SIXIÈME
INSTRUCTION
La fondation de l’Œuvre
Continuons bien notre retraite, et suivons le souffle de l'Esprit de Dieu:
“N’éteignez pas l’Esprit” (1 Th 5:19) Gardez-vous bien d'éteindre
le souffle de l'esprit de Dieu en vous pendant la retraite. Comment parle-t-il
? Il parle par une voix intérieure très forte, facile à entendre et à
comprendre. Ou bien il parle encore par un mouvement de la grâce qui presse
notre volonté, qui la détermine à ce que le Bon Dieu veut de nous. Ou bien
encore, il parle par des sécheresses, des aridités qui ne ressemblent pas à
celles des autres temps de l'année. Vous ressentez dans la prière, dans vos
rapports avec Dieu quelque chose de plus difficile et de plus douloureux qu'en
temps habituel, est-ce encore l'Esprit de Dieu qui souffle? Oh! oui. C’est
ce que disait le prophète. Votre Esprit a soufflé sur le désert, et le désert
n’a pas fleuri; mais après que le souffle de l'Esprit a eu passé, le désert
s'est couvert de verdure et de fruits abondants. Eh bien, soyons respectueux
de cette action de Dieu, respectueux de sa manière d'être avec nous. Entrons
dans une profonde vénération de l'acte divin, de la permission de Dieu, de
ce que Dieu veut de nous. Ramassons tout notre être pour conserver et donner
le bon Dieu.
J'ai bien compris cela à Rome, et le Père Deshairs a pu le remarquer avec
moi: pendant que je parlais à notre Saint-Père le Pape Léon XIII des
desseins de Notre-Seigneur, des grâces particulières que le bon Dieu a
faites à la bonne Mère Marie de Sales, la physionomie du Saint-Père est
devenue tout à coup si profondément recueillie, qu’il semblait que tout
son être fût concentré dans l'attention qu'il nous prêtait. Et là, devant
Dieu, devant l'Esprit Saint qui semblait lui donner toute sa force, tout son
être, toute sa volonté, toute sa lumière, afin de pouvoir prononcer sur les
choses que je lui avais dites, il nous donna notre mission. J’ai compris
alors mieux que jamais ce que c'était que la soumission entière de l'homme
à Dieu, que cette espèce d'anéantissement de toute volonté, de tout
jugement, de tout acte personnel devant la souveraine et infaillible autorité
de Dieu. Voilà, mes amis, l'exemple que le Pape nous a donné, voilà ce
qu'il faut que nous fassions chaque jour de notre vie, et surtout pendant
l'instruction que je vais vous faire ce matin.

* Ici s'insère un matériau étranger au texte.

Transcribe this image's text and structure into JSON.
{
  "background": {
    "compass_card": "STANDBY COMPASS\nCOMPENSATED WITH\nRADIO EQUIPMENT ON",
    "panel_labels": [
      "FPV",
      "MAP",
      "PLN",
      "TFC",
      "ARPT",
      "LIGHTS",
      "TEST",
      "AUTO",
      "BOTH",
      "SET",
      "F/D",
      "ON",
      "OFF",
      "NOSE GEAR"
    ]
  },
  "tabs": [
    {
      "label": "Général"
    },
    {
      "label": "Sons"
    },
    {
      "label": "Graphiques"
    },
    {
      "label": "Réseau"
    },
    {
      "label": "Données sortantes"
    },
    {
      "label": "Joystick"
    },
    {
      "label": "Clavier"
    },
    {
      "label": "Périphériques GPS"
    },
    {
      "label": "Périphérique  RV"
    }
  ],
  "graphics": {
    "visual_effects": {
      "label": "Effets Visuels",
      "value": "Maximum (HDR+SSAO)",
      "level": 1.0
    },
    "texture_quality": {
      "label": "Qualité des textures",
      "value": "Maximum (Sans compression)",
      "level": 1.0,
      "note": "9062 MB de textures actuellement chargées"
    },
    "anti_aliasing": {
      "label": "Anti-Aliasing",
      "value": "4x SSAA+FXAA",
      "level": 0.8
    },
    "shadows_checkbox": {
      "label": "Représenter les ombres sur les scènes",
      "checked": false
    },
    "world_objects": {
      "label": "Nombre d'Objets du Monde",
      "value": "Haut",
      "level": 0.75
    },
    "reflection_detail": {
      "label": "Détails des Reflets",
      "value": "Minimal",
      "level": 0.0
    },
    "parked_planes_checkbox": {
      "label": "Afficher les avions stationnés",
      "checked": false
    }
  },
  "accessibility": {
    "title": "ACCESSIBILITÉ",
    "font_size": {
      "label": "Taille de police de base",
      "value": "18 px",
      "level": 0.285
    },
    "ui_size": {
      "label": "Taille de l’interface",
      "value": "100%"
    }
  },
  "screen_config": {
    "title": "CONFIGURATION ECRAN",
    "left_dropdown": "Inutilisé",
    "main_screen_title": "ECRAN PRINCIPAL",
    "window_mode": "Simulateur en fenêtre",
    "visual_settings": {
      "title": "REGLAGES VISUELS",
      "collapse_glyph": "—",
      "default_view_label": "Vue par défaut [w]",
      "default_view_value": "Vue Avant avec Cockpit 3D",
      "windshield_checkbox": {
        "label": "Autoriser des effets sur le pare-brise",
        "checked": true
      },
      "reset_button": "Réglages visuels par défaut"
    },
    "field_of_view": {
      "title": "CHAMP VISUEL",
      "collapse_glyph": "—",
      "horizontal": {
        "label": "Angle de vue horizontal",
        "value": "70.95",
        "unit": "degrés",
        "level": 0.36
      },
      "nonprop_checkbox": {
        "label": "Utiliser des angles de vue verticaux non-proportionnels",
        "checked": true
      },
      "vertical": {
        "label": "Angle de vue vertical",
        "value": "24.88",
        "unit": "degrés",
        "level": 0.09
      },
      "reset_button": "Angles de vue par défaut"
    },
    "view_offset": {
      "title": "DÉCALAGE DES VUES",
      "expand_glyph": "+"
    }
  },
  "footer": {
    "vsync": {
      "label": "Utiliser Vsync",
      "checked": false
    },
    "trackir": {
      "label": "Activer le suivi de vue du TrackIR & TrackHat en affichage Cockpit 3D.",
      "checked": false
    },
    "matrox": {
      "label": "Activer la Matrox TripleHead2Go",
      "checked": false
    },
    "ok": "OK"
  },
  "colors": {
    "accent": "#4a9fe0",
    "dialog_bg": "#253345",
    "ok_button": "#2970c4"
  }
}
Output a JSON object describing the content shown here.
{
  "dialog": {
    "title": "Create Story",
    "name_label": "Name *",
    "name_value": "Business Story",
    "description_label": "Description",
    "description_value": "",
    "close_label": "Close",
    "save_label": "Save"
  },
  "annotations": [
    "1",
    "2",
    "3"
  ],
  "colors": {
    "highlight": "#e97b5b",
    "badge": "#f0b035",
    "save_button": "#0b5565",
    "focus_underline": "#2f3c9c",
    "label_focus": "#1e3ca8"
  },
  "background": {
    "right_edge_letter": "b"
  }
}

Nous avons ces jours-ci parcouru les devoirs essentiels de la vie religieuse,
exprimés par les trois vœux de religion: l'obéissance, la pauvreté, la
chasteté. Tout religieux doit pratiquer ces trois vœux. Seulement, je vous
ferai remarquer que dans cette pratique il y a quelque chose de particulier
pour chaque Ordre religieux. J'ai essayé, avec la grâce de Dieu, de vous
faire comprendre en quoi consistent pour nous les vœux de religion, comment
l'Oblat de saint François de Sales doit les pratiquer, ou plutôt quel esprit
préside à l'accomplissement de nos vœux. Je me suis bien arrêté sur le
sens que nous devons donner à nos vœux. Aujourd’hui, je veux aller plus
loin. Je tiens à vous redire ce que j'ai déjà dit souvent, mais pas devant
tout le monde. La grâce de la retraite attachera une vertu plus spéciale à
ces paroles que j'ai dites et que vous avez peut-être déjà entendues; vous
les méditerez.
Chaque Ordre religieux a une pensée particulière. Les uns s'attachent à la
pauvreté, d'autres au zèle des âmes, d'autres à une mortification pénible,
d'autres s’adonnent à un ministère tout particulier, par exemple, au soin
des malades, et le reste. Quel est donc notre but? Car nous en avons un
particulier; si nous n'en avions pas, nous n'aurions pas de raison d'être,
nous ne serions qu'une catégorie d'individus qui font exactement la même
chose que les autres, qui n'ont pas, par conséquent, une raison spéciale
d'exister et ne peuvent réussir. Mieux vaudrait grouper les forces plutôt
que de les disséminer, et se réunir à d'autres afin d'obtenir de meilleurs
résultats.
Remontons à notre origine, à notre création; l'enseignement historique a,
sur tout autre, un immense avantage: celui de mieux préciser le but, et les
moyens d'atteindre ce but. Quel est le début de l’histoire de notre
fondation? Cette fondation date de loin: il faut aller jusqu'à un petit
village de la Suisse pour en trouver la première pensée, la première
inspiration. Je passe sous silence les premières années de la vie de la
Bonne Mère. Elle ne comprenait pas encore clairement ce que Dieu lui
demandait, elle n'avait pas de révélations positives.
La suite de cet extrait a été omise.